Así se conoce a los Contaminantes Orgánicos Persistentes (COP) cuya gradual eliminación es prioridad del Convenio de Estocolmo, acuerdo internacional adoptado en 2001 y en vigor desde 2004, para regular el tratamiento de estas sustancias.

 

En 2009, las partes del Convenio acordaron incorporar otros nueve COP a los 12 iniciales.

 

Los COP se caracterizan por ser muy tóxicos y difícilmente degradables.

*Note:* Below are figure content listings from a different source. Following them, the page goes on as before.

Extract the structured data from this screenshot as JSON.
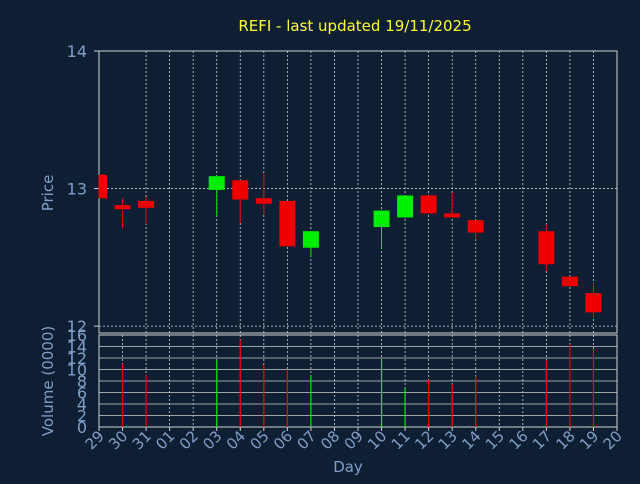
{
  "title": "REFI - last updated 19/11/2025",
  "colors": {
    "background": "#0f1f33",
    "title": "#ffff33",
    "axis_text": "#7f9fc8",
    "frame": "#d0d0d0",
    "grid": "#d0d0d0",
    "up": "#00ee00",
    "down": "#ee0000"
  },
  "chart_data": [
    {
      "type": "candlestick",
      "ylabel": "Price",
      "ylim": [
        11.95,
        14.0
      ],
      "yticks": [
        12,
        13,
        14
      ],
      "xlim": [
        29,
        51
      ],
      "grid": true,
      "candles": [
        {
          "x": 29,
          "open": 13.1,
          "close": 12.93,
          "high": 13.1,
          "low": 12.93
        },
        {
          "x": 30,
          "open": 12.88,
          "close": 12.85,
          "high": 12.93,
          "low": 12.71
        },
        {
          "x": 31,
          "open": 12.91,
          "close": 12.86,
          "high": 12.94,
          "low": 12.74
        },
        {
          "x": 34,
          "open": 12.99,
          "close": 13.09,
          "high": 13.1,
          "low": 12.8
        },
        {
          "x": 35,
          "open": 13.06,
          "close": 12.92,
          "high": 13.06,
          "low": 12.75
        },
        {
          "x": 36,
          "open": 12.93,
          "close": 12.89,
          "high": 13.11,
          "low": 12.81
        },
        {
          "x": 37,
          "open": 12.91,
          "close": 12.58,
          "high": 12.91,
          "low": 12.58
        },
        {
          "x": 38,
          "open": 12.57,
          "close": 12.69,
          "high": 12.69,
          "low": 12.5
        },
        {
          "x": 41,
          "open": 12.72,
          "close": 12.84,
          "high": 12.84,
          "low": 12.56
        },
        {
          "x": 42,
          "open": 12.79,
          "close": 12.95,
          "high": 12.95,
          "low": 12.79
        },
        {
          "x": 43,
          "open": 12.95,
          "close": 12.82,
          "high": 12.95,
          "low": 12.82
        },
        {
          "x": 44,
          "open": 12.82,
          "close": 12.79,
          "high": 12.97,
          "low": 12.79
        },
        {
          "x": 45,
          "open": 12.77,
          "close": 12.68,
          "high": 12.77,
          "low": 12.63
        },
        {
          "x": 48,
          "open": 12.69,
          "close": 12.45,
          "high": 12.74,
          "low": 12.4
        },
        {
          "x": 49,
          "open": 12.36,
          "close": 12.29,
          "high": 12.36,
          "low": 12.29
        },
        {
          "x": 50,
          "open": 12.24,
          "close": 12.1,
          "high": 12.32,
          "low": 12.06
        }
      ]
    },
    {
      "type": "bar",
      "ylabel": "Volume (0000)",
      "xlabel": "Day",
      "ylim": [
        0,
        16
      ],
      "yticks": [
        0,
        2,
        4,
        6,
        8,
        10,
        12,
        14,
        16
      ],
      "xlim": [
        29,
        51
      ],
      "grid": true,
      "xtick_labels": [
        "29",
        "30",
        "31",
        "01",
        "02",
        "03",
        "04",
        "05",
        "06",
        "07",
        "08",
        "09",
        "10",
        "11",
        "12",
        "13",
        "14",
        "15",
        "16",
        "17",
        "18",
        "19",
        "20"
      ],
      "bars": [
        {
          "x": 30,
          "value": 11.0,
          "direction": "down"
        },
        {
          "x": 31,
          "value": 9.0,
          "direction": "down"
        },
        {
          "x": 34,
          "value": 11.6,
          "direction": "up"
        },
        {
          "x": 35,
          "value": 15.2,
          "direction": "down"
        },
        {
          "x": 36,
          "value": 10.8,
          "direction": "down"
        },
        {
          "x": 37,
          "value": 10.0,
          "direction": "down"
        },
        {
          "x": 38,
          "value": 9.0,
          "direction": "up"
        },
        {
          "x": 41,
          "value": 11.8,
          "direction": "up"
        },
        {
          "x": 42,
          "value": 6.8,
          "direction": "up"
        },
        {
          "x": 43,
          "value": 8.2,
          "direction": "down"
        },
        {
          "x": 44,
          "value": 7.4,
          "direction": "down"
        },
        {
          "x": 45,
          "value": 8.8,
          "direction": "down"
        },
        {
          "x": 48,
          "value": 11.6,
          "direction": "down"
        },
        {
          "x": 49,
          "value": 14.4,
          "direction": "down"
        },
        {
          "x": 50,
          "value": 13.6,
          "direction": "down"
        }
      ]
    }
  ]
}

Se acumulan en tejidos grasos y cadenas alimentarias y pueden desplazarse a grandes distancias.

 

En la V Conferencia de las Partes del Convenio, celebrada en Ginebra entre el 25 y el 29 de abril, se decidió trabajar para incluir el endosulfán entre las sustancias a ser prohibidas y avanzar en la búsqueda de alternativas.

 

India encabezó la oposición más cerrada a eliminar este insecticida, mientras países como Argentina, Perú y Chile reclamaron asistencia técnica y financiera para efectuar la transición.

 

La cuestión de las alternativas tiene varias aristas, dijo a Tierramérica el ingeniero agrónomo Javier Souza, del Centro de Estudios sobre Tecnologías Apropiadas de Argentina.

 

“Algunos químicos representan soluciones intermedias, un mal menor a corto plazo, pero para el largo plazo tenemos que apuntar al desarrollo de sistemas de producción que no dependan de insecticidas químicos”, remarcó.

 

De hecho, algunos plaguicidas introducidos hace cuatro años para reemplazar a otros listados como COP están ahora cuestionados y se recomienda su eliminación, como la sulfuramida.

 

Souza, coordinador regional de la Red de Acción en Plaguicidas y sus Alternativas para América Latina (RAP-AL), destacó que en Brasil, Colombia, Paraguay Venezuela y algunos países del Caribe el endosulfán ya fue sustituido.

 

El gobierno de Argentina decidió sumarse al consenso en Ginebra y los fabricantes argentinos de plaguicidas habían anunciado que acatarían lo que se resolviera en la conferencia. “Es que el endosulfán, además de ser muy tóxico, está resultando muy poco eficiente”, advirtió Souza.

 

Los productores tradicionales de algodón de la nororiental provincia de Chaco lo utilizan para combatir el picudo (Anthonomus grandis Boh.), un insecto que puede aniquilar cosechas enteras.

 

Según Souza, los agricultores comentan que el insecto se está volviendo más resistente y requiere dosis cada vez mayores, lo que amplía los riesgos de manipulación del producto.

 

RAP-AL propone preservar la biodiversidad, el hábitat de insectos que son parásitos y plaguicidas naturales, y utilizar abonos orgánicos.

 

“La fertilización natural y la preservación de la biodiversidad producen cultivos más resistentes a las plagas”, aseguró Souza.

 

En cambio, el monocultivo en expansión, a expensas de la diversidad biológica, altera la relación trófica de los insectos y hace más vulnerables las cosechas, advirtió.

 

Para avanzar en estas opciones, se necesita una “decisión política” que comenzó a asomar en Ginebra. “Si el Ministerio de Agricultura apoyara la producción agroecológica como a la tradicional, sería muy distinto”, concluyó.